As discussed on our morning of departure, the plan for the trip was to spend as much of the week as possible camping out in either tents or bivvy bags. The first night went to plan with our carefully constructed bivvy spots (lined with the flattest alpine schist) providing a restful night for the team. However, as we sat around debriefing after the Darby climb, it was increasingly apparent our bivvying for the trip was over. While it remained sunny, the morning’s breeze had gradually turned into a gale and there was a growing need to reassess plans. Accordingly, we retreated to Barron Saddle Hut, put on a brew and awaited the 7pm forecast over the mountain radio. The news wasn’t good – the wind was forecast to increase in intensity, the freezing level was dropping, and a mix of snow showers and heavy rain was expected throughout the area for the remainder of the week. In the discussions that followed, we all agreed that the best approach was to break trail early the next morning, climb over the Sealy Range and descend to Mueller Hut. That way we could avoid the worst of what was to come, get a good day of high alpine glacier travel in beforehand, and be in a better position to take advantage of any weather windows that might develop in the coming days, rather than being hut bound in the confines of the Barron Saddle tin can.

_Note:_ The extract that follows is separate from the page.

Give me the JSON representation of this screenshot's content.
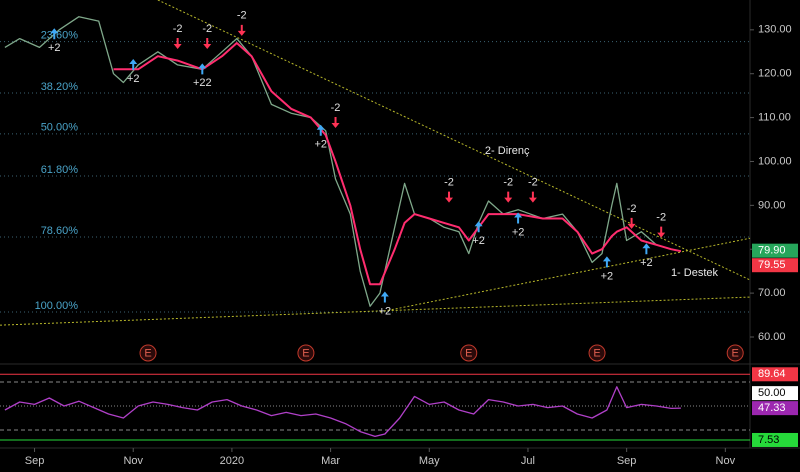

Glacier Travel and Crevasse rescue

We set off in the dark on the morning of the third day with a good freeze underfoot but foreboding skies overhead, and wasted no time in partially retracing out steps back towards Mt Sealy. In doing so, we navigated through a number of crevasse systems, and down climbed a long, steep and rather unpleasant snow slope at the top of the Sealy Glacier as the wind really began to hum and skies darken. It wasn’t all doom and gloom however, as Tim continued to educate us about potential hazards, constructively questioned our glacier travel techniques, and confided in us some of his secrets for efficiently transitioning between different modes of alpine travel. After the heavy downpours had ceased we spent our fourth day perfecting the mechanics of weighted crevasse rescue on a snow slope behind Muller Hut. When they and the snow showers returned however, we were forced to retreat into the Hut where a diverse group of climbers and day walkers were treated to a series of prussic races, up a full 50m length of rope gradually let out as the climber neared the rafters. While not so glamorous, the time spent both putting in the crevasse rescue systems and sweating through the prussic challenge reinforced a number of skills that are rarely used but are crucially important to have in the hills.

Multi Pitch Rock

David OwenFor our final day, we decided to descend to the valley floor and head for the well-known crags of Sebastopol, a few minutes’ walk from the Alpine Club’s Mt Cook base, Unwin Lodge. There, with our improved rope, lead climbing, belay, and gear management techniques we spend an enjoyable day multi-pitch climbing in fair weather. As with the trad climbing earlier in the week, Dave and I really benefited from a good day of it in the field with Tim on hand to answer any questions, suggested improvements, and close screw gates as required.

Overall, I thoroughly enjoyed the week and learned far more than I have conveyed here. It was a great experience, in a special part of our high country, and I really recommend people consider enrolling on a course next summer. I would like to thank the Alpine Club for putting on the course, George and Andy for the good times, and Tim Steward for sharing all his knowledge.